Israel-India alliance: A recipe for global expansion of Islamophobia

by ISAMIL PATEL

Israel’s Defence Minister Benny Gantz (left) shakes hands with India’s Defence Minister Rajnath Singh as he arrives for a bilateral meeting in New Delhi on 2 June 2022 PHOTO/AFP

Under the BJP government, India’s ties with Israel have moved beyond economic interests to far-right ideological synergy

The IndiaIsrael relationship highlights the thin line between principles and interests. India has historically been a political ally against Israel’s colonial occupation of Palestine. Mahatma Gandhi, Nehru and other forefathers of the Indian independence struggle challenged the Israeli occupation.

India’s support for Palestinians did not wane even after India officially recognised the state of Israel in 1950. Only after the end of the Cold War and the opportunity for capitalist expansion did India establish formal diplomatic relations with Israel in 1992. 

In the following decades, principles were squashed by interests. In 2006, India and Israel signed the Indo-Israeli Agricultural Project to share best practices on increasing crop diversity and productivity, alongside professional training programmes. Bilateral trade began to grow in line with military ties.

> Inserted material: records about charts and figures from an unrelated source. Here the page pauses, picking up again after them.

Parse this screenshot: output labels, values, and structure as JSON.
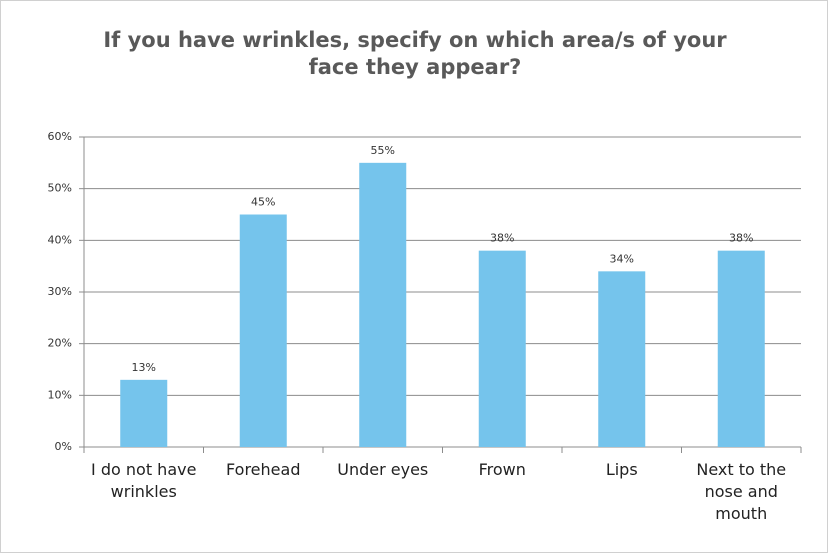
{
  "chart_data": {
    "type": "bar",
    "title": "If you have wrinkles, specify on which area/s of your face they appear?",
    "categories": [
      "I do not have wrinkles",
      "Forehead",
      "Under eyes",
      "Frown",
      "Lips",
      "Next to the nose and mouth"
    ],
    "values": [
      13,
      45,
      55,
      38,
      34,
      38
    ],
    "value_labels": [
      "13%",
      "45%",
      "55%",
      "38%",
      "34%",
      "38%"
    ],
    "color": "#75c4ec",
    "ylim": [
      0,
      60
    ],
    "yticks": [
      {
        "value": 0,
        "label": "0%"
      },
      {
        "value": 10,
        "label": "10%"
      },
      {
        "value": 20,
        "label": "20%"
      },
      {
        "value": 30,
        "label": "30%"
      },
      {
        "value": 40,
        "label": "40%"
      },
      {
        "value": 50,
        "label": "50%"
      },
      {
        "value": 60,
        "label": "60%"
      }
    ],
    "grid": true
  }
}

Since 2017, just three years after Prime Minister Narendra Modi’s right-wing nationalist Bharatiya Janata Party (BJP) came to power, India has been a strategic partner and co-producer of Israeli weapons, with the two countries conducting joint military drills and hosting police and army exchange visits.

Since Modi entered office in 2014, around 42 percent of all arms exports from Israel have gone to India. According to the Stockholm International Peace Research Institute (Sipri), weapons deliveries to India from Israel increased by 175 percent between 2015 and 2019. The two countries have also expanded their cooperation in cyber-security in recent years.

On the economic front, between 1992 and 2021, bilateral trade soared to $6.35bn in 2021 from just $200m in 1992.

Muslims targeted

Under the BJP government, the strengthening of relations between India and Israel has moved beyond economic interests to ideological synergy.

The common thread uniting them is far-right nationalism, which calls for the exclusion, if not expulsion, of all others who do not adhere to the exclusivist identity they’ve assigned to the state.

In this context, the figure of the Muslim has become a target of violence in India, while for the Israeli state, Palestinians are an impediment to colonial expansion; for the Hindu nationalists of the BJP, Muslims represent the corruption of a purist Hindu nation. This is a Palestinisation of the Indian Muslims.

The adoption of Israeli tactics has been explicitly promoted by Indian diplomat Sandeep Chakravorty, who in 2019 asserted that Hindus should adopt the Israel model in Indian-occupied Kashmir. It is thus not surprising that in Kashmir, the Indian army uses civilians as human shields, just as Israel does in the occupied Palestinian territories. This illegal practice is internationally condemned.